Espacios que se confunden en la memoria y me llegan así, como una mezcla difusa
que no distingue entre lo que sospecho que sucedió y lo que en realidad viví,
quizás porque parte de esos recuerdos pertenece a las páginas de algunos
libros. Los de Roberto Arlt, por ejemplo. Por eso fui al 2138 de la calle
Méndez de Andés, aunque no pude encontrar por ninguna parte alguna indicación
que diera cuenta de que justo allí, en ese lugar, había pasado su infancia. Se
trata de una casa pobre, modesta, ubicada en el barrio de Flores Norte. No muy
lejos de aquel edificio, encontré una pequeña librería. En el escaparate,
algunos libros de Arlt que ya había leído: El
juguete rabioso o Los lanzallamas.
Al lado, una recopilación de sus artículos periodísticos. Aún conservo ese
ejemplar, en el que aparece, entre otros muchos textos, una espléndida
evocación del barrio, “Molinos de viento en Flores”. Por eso, y por enésima
vez, cuando pienso en mi visita a Buenos Aires no sé distinguir de dónde me
vienen las imágenes que recupero ahora. Sé que estuve delante de la casa de
Arlt, sé que entré en una librería y compré algunos libros, pero no sabría
decir exactamente si mi memoria del lugar pertenece a una vivencia propia o a
una ficción que cayó en mis manos. Algo no muy distinto a lo que me ocurrió con
otro autor que, si no me equivoco, sigue viviendo en ese barrio, César Aira.
Las escenas de El volante, La guerra de los gimnasios o Las noches de Flores se entremezclan con
el recuerdo de su lectura en algún café de la plaza Pueyrredón, la misma en la
que algunos de sus personajes se disuelven en el aire cuando llega la
primavera.
En cierta
forma, esas imágenes que aún conservo también se disuelven en el aire, o se
enredan en los árboles de algunas plazas. Guardo algunas fotografías que,
vistas ahora, me parecen algo así como una metáfora.
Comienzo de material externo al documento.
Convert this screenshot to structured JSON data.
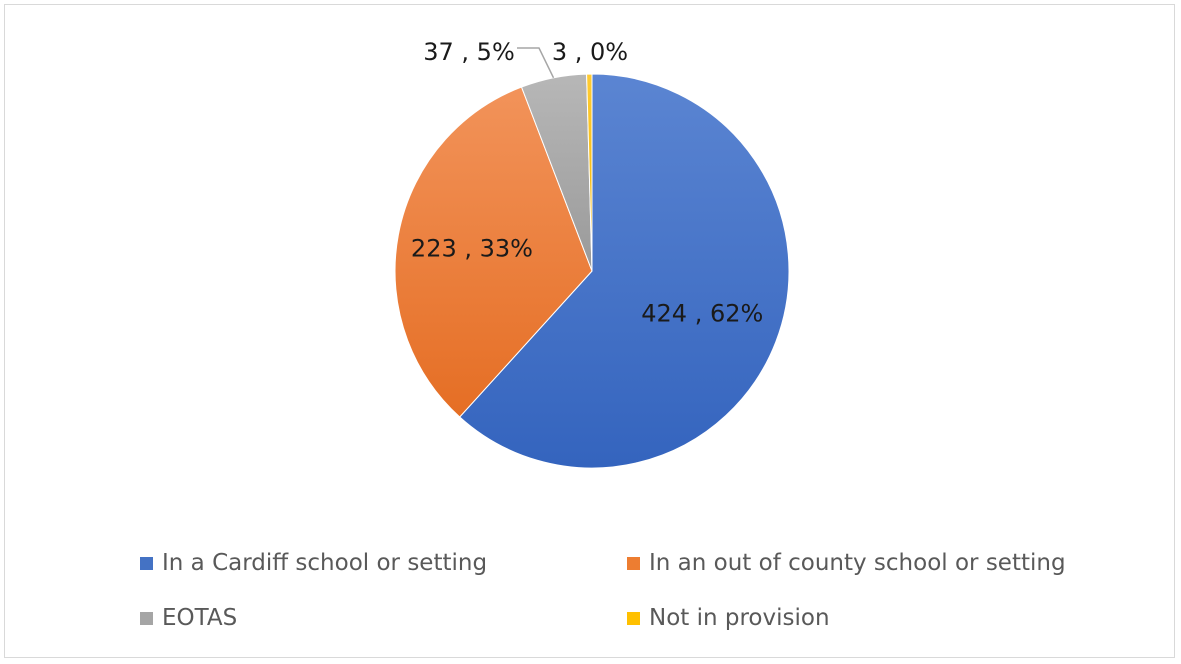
{
  "chart_data": {
    "type": "pie",
    "title": "",
    "categories": [
      "In a Cardiff school or setting",
      "In an out of county school or setting",
      "EOTAS",
      "Not in provision"
    ],
    "values": [
      424,
      223,
      37,
      3
    ],
    "percent_labels": [
      "62%",
      "33%",
      "5%",
      "0%"
    ],
    "data_labels": [
      "424 , 62%",
      "223 , 33%",
      "37 , 5%",
      "3 , 0%"
    ],
    "colors": [
      "#4472C4",
      "#ED7D31",
      "#A5A5A5",
      "#FFC000"
    ],
    "start_angle": "12 o'clock",
    "direction": "clockwise",
    "legend_position": "bottom"
  }
}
Son ramas que se cruzan en
lo alto y tejen una enorme red que distorsiona lo que queda justo arriba, una
breve porción de cielo a la que se antepone una película grisácea, como si todo
lo que previamente se ha disuelto se hubiera anudado en otro lugar, fuera ya de
nuestro alcance. Como esas imágenes de Xul Solar que vi en su casa de la calle
Laprida, la vivienda que también fue su taller y hoy alberga una amplia
colección de su obra. Recuerdo una anécdota que me contaron allí mismo. Una
tarde, Borges le preguntó qué había hecho durante aquel día de bochorno. Xul le
respondió que nada en absoluto, excepto fundar doce religiones, después de
almorzar. El mismo Borges lo compara, creo que con acierto, con William Blake.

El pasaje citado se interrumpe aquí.